When we do limits, we're allowed to simplify - if you couldn't simplify, then you couldn't find the derivative of sin or cos, etc, and you can - so, we'll go about it this way.

 

[math]lim_{z\to 1}f(z) = lim_{z\to 1}\frac{(z - 1)(z + 1)}{z - 1}[/math]

 

Just as before, and so on:

 

[math]lim_{z\to 1}f(z) = lim_{z\to 1} \frac{(1)(z + 1)}{1}[/math]

 

Now, by definition of limits, you can break this apart into the following:

 

[math]lim_{z\to 1}f(z) =\frac{lim_{z\to 1}1 * lim_{z\to 1}(z + 1)}{lim_{z\to 1}1}[/math]

 

Which becomes

 

[math]lim_{z\to 1}f(z) = lim_{z\to 1}(z + 1)[/math]

...

[math]lim_{z\to 1}f(z) = (lim_{z\to 1}z) + 1[/math]

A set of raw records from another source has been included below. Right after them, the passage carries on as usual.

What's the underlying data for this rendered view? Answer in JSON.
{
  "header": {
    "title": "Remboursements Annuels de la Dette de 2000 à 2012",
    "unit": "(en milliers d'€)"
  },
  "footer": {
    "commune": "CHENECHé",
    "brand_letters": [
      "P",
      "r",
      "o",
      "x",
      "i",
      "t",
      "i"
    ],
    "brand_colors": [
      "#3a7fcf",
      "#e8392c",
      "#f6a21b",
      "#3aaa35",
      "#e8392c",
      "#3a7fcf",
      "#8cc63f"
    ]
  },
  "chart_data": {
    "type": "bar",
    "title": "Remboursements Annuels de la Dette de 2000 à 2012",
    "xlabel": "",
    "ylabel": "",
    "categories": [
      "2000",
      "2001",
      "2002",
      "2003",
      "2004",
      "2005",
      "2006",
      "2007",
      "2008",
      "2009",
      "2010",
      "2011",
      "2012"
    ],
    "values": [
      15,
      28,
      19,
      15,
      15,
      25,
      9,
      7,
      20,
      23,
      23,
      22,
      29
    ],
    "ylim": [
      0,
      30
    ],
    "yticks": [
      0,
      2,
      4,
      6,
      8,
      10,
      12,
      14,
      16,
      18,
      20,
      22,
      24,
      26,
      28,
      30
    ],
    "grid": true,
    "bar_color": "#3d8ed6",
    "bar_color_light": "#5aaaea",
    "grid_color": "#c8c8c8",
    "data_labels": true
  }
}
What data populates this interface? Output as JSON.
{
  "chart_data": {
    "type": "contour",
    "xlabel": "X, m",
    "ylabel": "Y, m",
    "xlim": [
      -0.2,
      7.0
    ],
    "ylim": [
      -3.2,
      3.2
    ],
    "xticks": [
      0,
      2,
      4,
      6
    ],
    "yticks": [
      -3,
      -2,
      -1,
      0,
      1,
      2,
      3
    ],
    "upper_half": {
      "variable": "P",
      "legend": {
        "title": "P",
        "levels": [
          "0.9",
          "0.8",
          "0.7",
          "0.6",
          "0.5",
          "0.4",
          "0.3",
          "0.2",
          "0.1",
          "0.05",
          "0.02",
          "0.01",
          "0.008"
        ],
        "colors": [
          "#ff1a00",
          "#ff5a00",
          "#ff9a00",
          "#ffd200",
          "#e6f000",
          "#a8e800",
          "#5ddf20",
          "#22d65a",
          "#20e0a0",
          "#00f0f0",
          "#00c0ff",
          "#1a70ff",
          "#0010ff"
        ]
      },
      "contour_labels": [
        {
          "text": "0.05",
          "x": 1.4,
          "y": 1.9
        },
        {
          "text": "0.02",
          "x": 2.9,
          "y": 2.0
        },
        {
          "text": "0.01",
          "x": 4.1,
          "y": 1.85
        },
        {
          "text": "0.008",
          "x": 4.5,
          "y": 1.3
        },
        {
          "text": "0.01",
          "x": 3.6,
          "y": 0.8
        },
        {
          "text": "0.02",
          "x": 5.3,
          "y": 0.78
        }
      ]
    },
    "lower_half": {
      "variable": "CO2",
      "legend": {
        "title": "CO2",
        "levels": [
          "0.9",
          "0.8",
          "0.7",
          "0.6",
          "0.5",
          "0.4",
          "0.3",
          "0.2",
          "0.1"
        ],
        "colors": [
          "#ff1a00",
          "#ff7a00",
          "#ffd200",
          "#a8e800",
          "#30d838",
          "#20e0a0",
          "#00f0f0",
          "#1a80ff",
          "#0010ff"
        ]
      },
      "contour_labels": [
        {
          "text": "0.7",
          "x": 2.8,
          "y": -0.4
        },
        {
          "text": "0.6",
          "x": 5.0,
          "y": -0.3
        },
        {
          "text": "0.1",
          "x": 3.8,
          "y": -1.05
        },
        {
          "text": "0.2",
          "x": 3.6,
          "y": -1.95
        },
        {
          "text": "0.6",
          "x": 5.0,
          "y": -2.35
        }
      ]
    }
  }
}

... and by definition of limits, we can just plug in 1 for z...

[math]lim_{z\to 1}f(z) = 1 + 1=2[/math]

 

AFAIK, you can do this.

[Tom Mattson]

Just as before' date=' and so on:

 

[math']lim_{z\to 1}f(z) = lim_{z\to 1} \frac{(1)(z + 1)}{1}[/math]

 

How did "z-1" turn into "1"?

[calbiterol]

Cancelling it out. Hence the "When we do limits, we're allowed to simplify - if you couldn't simplify, then you couldn't find the derivative of sin or cos, etc, and you can - so, we'll go about it this way." part. We're allowed to do this in this case, just like you are when finding the derivative of sin or cos.

[Tom Mattson]

Cancelling it out.

 

Ah' date=' of course.

 

Hence the "When we do limits, we're allowed to simplify

 

Yes, you can do simplification operations on functions when you take limits. But that's only because a theorem was proved that says that, if f(z) and g(z) agree at all but one point, and that point is z=c, then:

 

[math]

\lim_{z\rightarrow c}f(z)=\lim_{z\rightarrow c}g(z)

[/math]

 

But no one asked about the limit of f(z) as z approaches 1. The question "Does the limit of f(z) as z approaches 1 exist?" is completely different from "Does the function f(z) exist at z=1?", and the theorem I just mentioned for limits cannot be brought to bear.

[calbiterol]

Forgive me if I'm misunderstanding you, but then how do explain the process behind finding the derivative of sine?